Girl Effect’s director of digital research and learning, Kecia Bertermann, outlines what our work has taught us about designing effective mobile interventions.
In many places around the world, the mobile phone is the most commonly used piece of technology. It’s often the only way an adolescent girl can get online.
A teenage girl worried about HIV can turn to her phone when she can’t turn to her very traditional parents or grandparents, who would only tell her not to think of such things, or her friends, who may not know any more than she does.
At Girl Effect, we are experts in using media and digital technology to reach and empower girls.
Over the past three years of qualitative research and design experience, including workshops and sessions held with girls, we have observed the three cornerstones that create effective mobile interventions for girls.
They are presence, privacy, and control.
Mobile phones allow us to meet girls where they are. Use and access to phones is increasing year on year. Using phones, girls are on social media, they’re on the internet.
At Girl Effect, we are already seeing that weaving messages into popular mobile content is a powerful way to reach girls.
In Malawi, our Zathu brand and website digs into the challenging issues of growing up and uses the theme of friendship between boys and girls to talk about harmful stereotypes and HIV.
Using the media platforms that girls are already on, we can incorporate behavioural messages with encouragement to use referral services, health clinics and other sources of support.
We know that stigma and fear often keep girls from using services, particularly sexual and reproductive health services.
Mobile offers a private space in which a girl can search for sensitive information. Through technology, we can meet girls one to one – at scale.
At the moment Girl Effect is piloting a chatbot in South Africa and the Philippines, through mobile community Springster. This gives girls a way to ask questions privately.
Chatbots use artificial intelligence to simulate real-life conversations but by their very nature chatbots cannot judge, or be anything other than impartial. They also cannot betray confidences.

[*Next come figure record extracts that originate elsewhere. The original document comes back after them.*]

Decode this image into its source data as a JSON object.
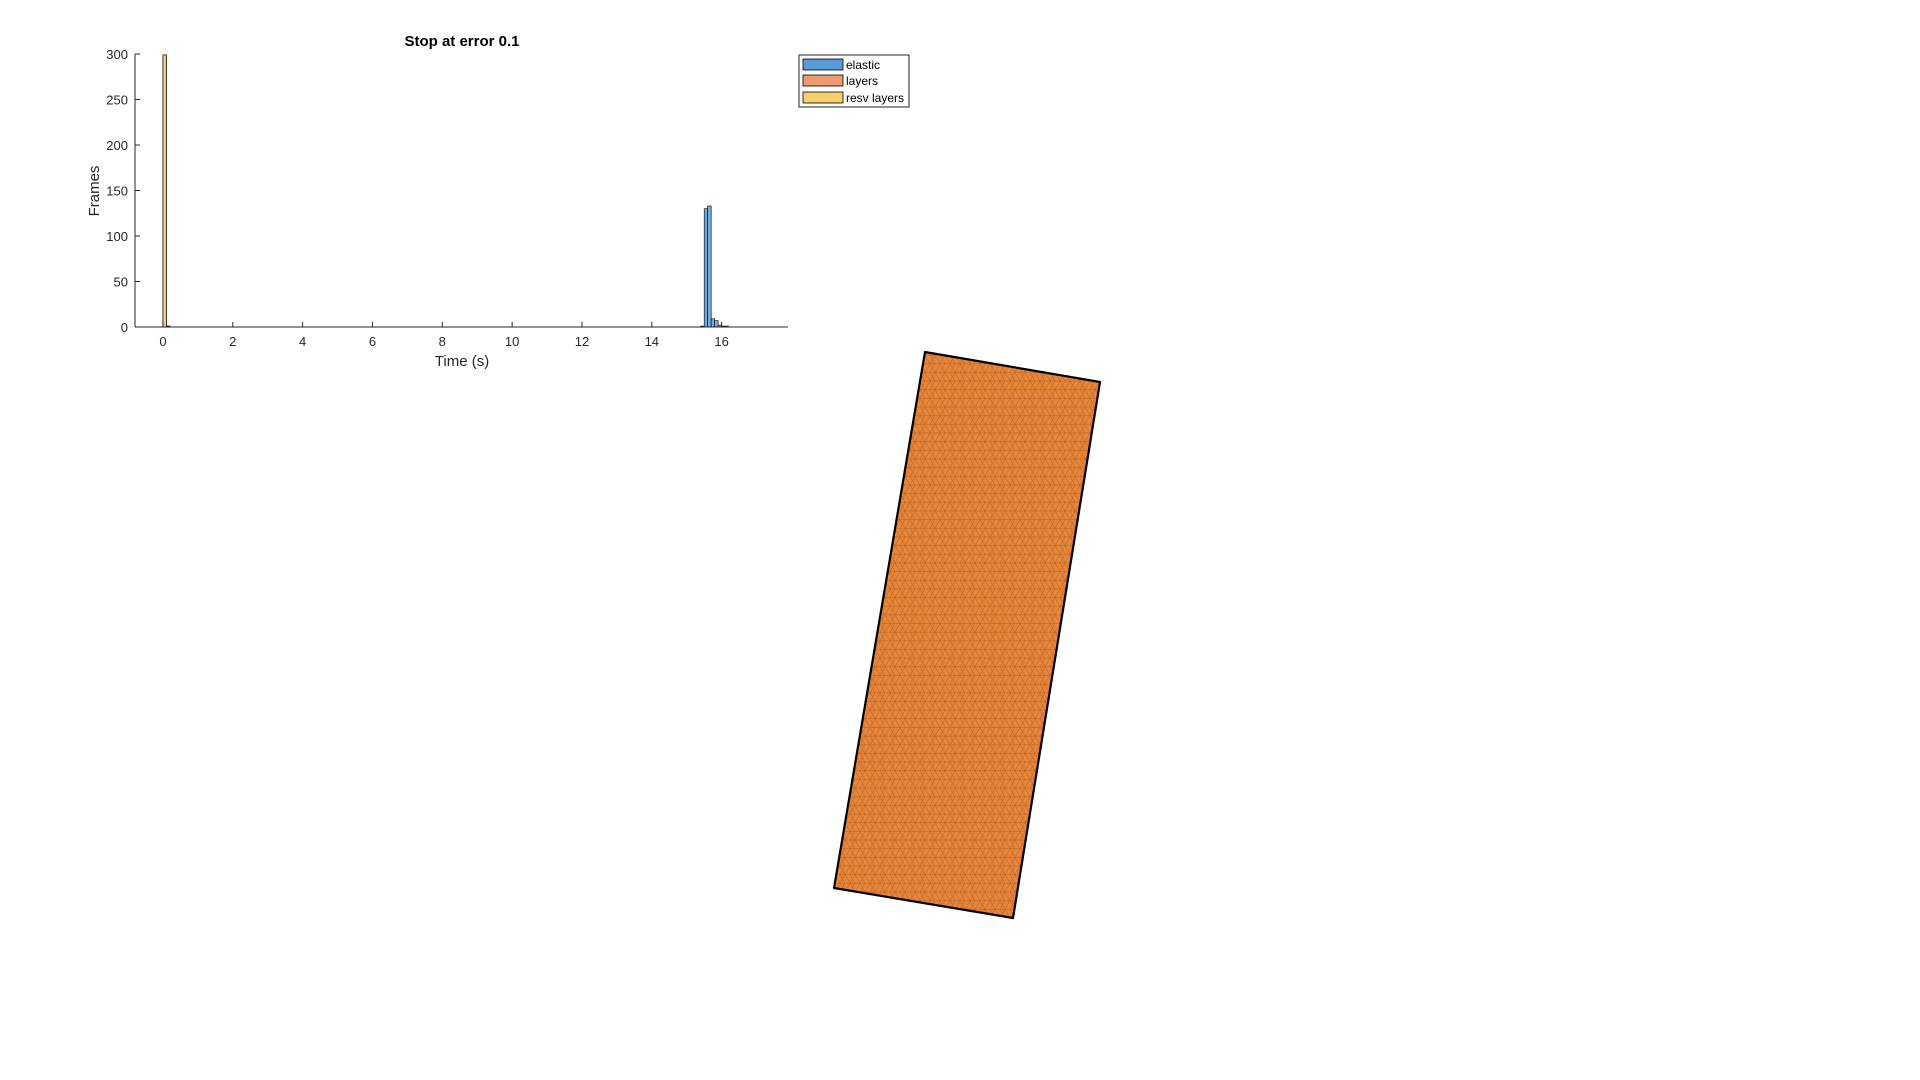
{
  "chart_data": {
    "type": "bar",
    "title": "Stop at error 0.1",
    "xlabel": "Time (s)",
    "ylabel": "Frames",
    "xlim": [
      -0.8,
      17.9
    ],
    "ylim": [
      0,
      300
    ],
    "xticks": [
      "0",
      "2",
      "4",
      "6",
      "8",
      "10",
      "12",
      "14",
      "16"
    ],
    "xtick_values": [
      0,
      2,
      4,
      6,
      8,
      10,
      12,
      14,
      16
    ],
    "yticks": [
      "0",
      "50",
      "100",
      "150",
      "200",
      "250",
      "300"
    ],
    "ytick_values": [
      0,
      50,
      100,
      150,
      200,
      250,
      300
    ],
    "grid": false,
    "legend_location": "top-right, outside",
    "bin_width": 0.1,
    "series": [
      {
        "name": "elastic",
        "color": "#5B9BD5",
        "bins": [
          {
            "x": 15.45,
            "y": 1
          },
          {
            "x": 15.55,
            "y": 130
          },
          {
            "x": 15.65,
            "y": 133
          },
          {
            "x": 15.75,
            "y": 9
          },
          {
            "x": 15.85,
            "y": 7
          },
          {
            "x": 15.95,
            "y": 2
          },
          {
            "x": 16.05,
            "y": 1
          },
          {
            "x": 16.15,
            "y": 1
          }
        ]
      },
      {
        "name": "layers",
        "color": "#EE9B72",
        "bins": [
          {
            "x": 0.05,
            "y": 299
          },
          {
            "x": 0.15,
            "y": 1
          }
        ]
      },
      {
        "name": "resv layers",
        "color": "#F6CF70",
        "bins": [
          {
            "x": 0.05,
            "y": 299
          },
          {
            "x": 0.15,
            "y": 1
          }
        ]
      }
    ]
  },
  "mesh": {
    "fill_color": "#E8873A",
    "line_color": "#B86528",
    "edge_color": "#000000"
  }
}
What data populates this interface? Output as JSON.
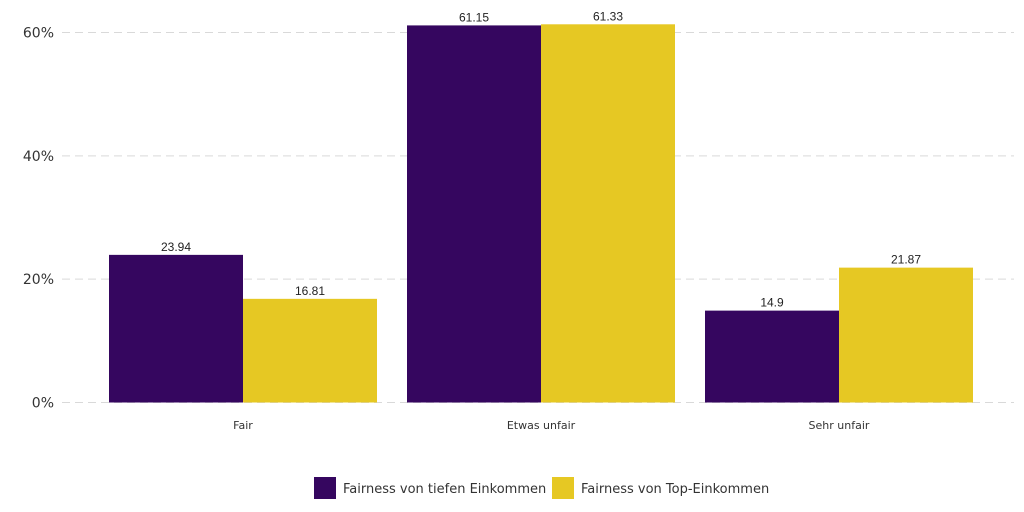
{
  "chart_data": {
    "type": "bar",
    "categories": [
      "Fair",
      "Etwas unfair",
      "Sehr unfair"
    ],
    "series": [
      {
        "name": "Fairness von tiefen Einkommen",
        "values": [
          23.94,
          61.15,
          14.9
        ],
        "color": "#35065f"
      },
      {
        "name": "Fairness von Top-Einkommen",
        "values": [
          16.81,
          61.33,
          21.87
        ],
        "color": "#e6c823"
      }
    ],
    "data_labels": [
      [
        "23.94",
        "61.15",
        "14.9"
      ],
      [
        "16.81",
        "61.33",
        "21.87"
      ]
    ],
    "ylim": [
      0,
      62
    ],
    "y_ticks": [
      0,
      20,
      40,
      60
    ],
    "y_tick_labels": [
      "0%",
      "20%",
      "40%",
      "60%"
    ],
    "grid": true,
    "legend_position": "bottom-center"
  }
}
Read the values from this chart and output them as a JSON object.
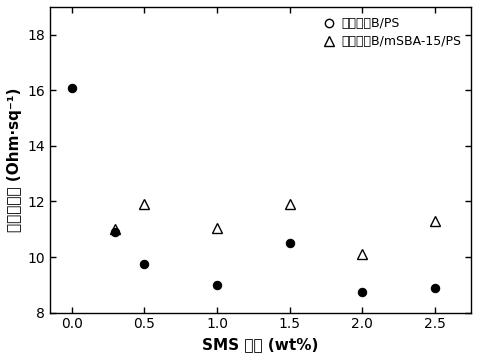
{
  "series1_label": "抗静电剂B/PS",
  "series2_label": "抗静电剂B/mSBA-15/PS",
  "series1_x": [
    0.0,
    0.3,
    0.5,
    1.0,
    1.5,
    2.0,
    2.5
  ],
  "series1_y": [
    16.1,
    10.9,
    9.75,
    9.0,
    10.5,
    8.75,
    8.9
  ],
  "series2_x": [
    0.3,
    0.5,
    1.0,
    1.5,
    2.0,
    2.5
  ],
  "series2_y": [
    11.0,
    11.9,
    11.05,
    11.9,
    10.1,
    11.3
  ],
  "xlabel": "SMS 含量 (wt%)",
  "ylabel": "表面电阵率 (Ohm·sq⁻¹)",
  "xlim": [
    -0.15,
    2.75
  ],
  "ylim": [
    8,
    19
  ],
  "yticks": [
    8,
    10,
    12,
    14,
    16,
    18
  ],
  "xticks": [
    0.0,
    0.5,
    1.0,
    1.5,
    2.0,
    2.5
  ],
  "background_color": "#ffffff",
  "marker_size_filled": 6,
  "marker_size_open": 7,
  "legend_marker_size_circle": 6,
  "legend_marker_size_triangle": 7
}
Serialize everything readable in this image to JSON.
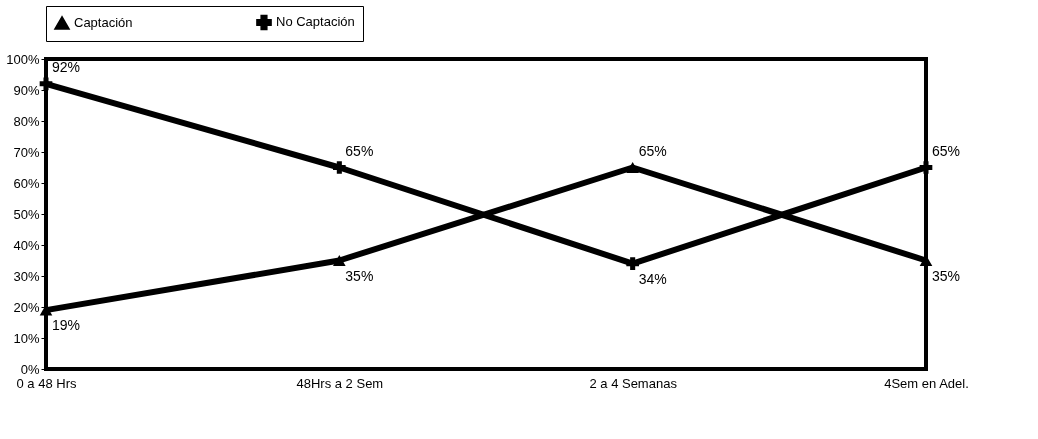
{
  "chart_data": {
    "type": "line",
    "categories": [
      "0 a 48 Hrs",
      "48Hrs a 2 Sem",
      "2 a 4 Semanas",
      "4Sem en Adel."
    ],
    "series": [
      {
        "name": "Captación",
        "color": "#000000",
        "marker": "triangle",
        "values": [
          19,
          35,
          65,
          35
        ],
        "value_labels": [
          "19%",
          "35%",
          "65%",
          "35%"
        ]
      },
      {
        "name": "No Captación",
        "color": "#000000",
        "marker": "cross",
        "values": [
          92,
          65,
          34,
          65
        ],
        "value_labels": [
          "92%",
          "65%",
          "34%",
          "65%"
        ]
      }
    ],
    "ylim": [
      0,
      100
    ],
    "yticks": [
      {
        "value": 0,
        "label": "0%"
      },
      {
        "value": 10,
        "label": "10%"
      },
      {
        "value": 20,
        "label": "20%"
      },
      {
        "value": 30,
        "label": "30%"
      },
      {
        "value": 40,
        "label": "40%"
      },
      {
        "value": 50,
        "label": "50%"
      },
      {
        "value": 60,
        "label": "60%"
      },
      {
        "value": 70,
        "label": "70%"
      },
      {
        "value": 80,
        "label": "80%"
      },
      {
        "value": 90,
        "label": "90%"
      },
      {
        "value": 100,
        "label": "100%"
      }
    ],
    "grid": false,
    "legend": "top",
    "line_style": "solid"
  }
}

Our early learning is showing that girls value the anonymity of this kind of interface – and we’re finding that even girls who have never used chatbots before are surprisingly comfortable using this technology.
Girls have limited options in many situations, but with a phone in her hand, a girl can control her own learning and pathways to growth.
She can decide the topics in which she is most interested, and she can use the information she finds online to make new choices and to adopt new behaviours. Her world expands, and includes new ideas and inspiration.
She can explore her identity online – as identified in Girl Effect’s research reportFrom Browsing to Behaviour Change. The report shows how online interventions influence behaviour offline, and we have emerging evidence for this, such as comments left by girls on Springster articles saying they have decided to get HIV tests after reading our content.
Mobile holds many exciting opportunities, but we do have to remain mindful of the challenges.
While access to phones amongst girls is increasing overall, in many places the gender digital divide is real, and girls often have less consistent access to mobile phones and technology than boys do.
Then there are structural barriers; for example, a girl might have a phone, but her access to electricity to charge her phone might be limited if the males of the household have the opportunity to charge their phones before females do. These are real issues, and they need to be addressed along with the opportunities to reach girls in exciting new ways.
Just like any other programmatic intervention, mobile phones are tools – and it is our responsibility to use these tools to create positive spaces for girls online. With mobile phones, girls can find sensitive information, interact with other other girls and gain inspiration to create change. It’s not just about the phone – it’s about using the digital tools thoughtfully and creatively to meet girls where they are, address their challenges, and empower them for the future.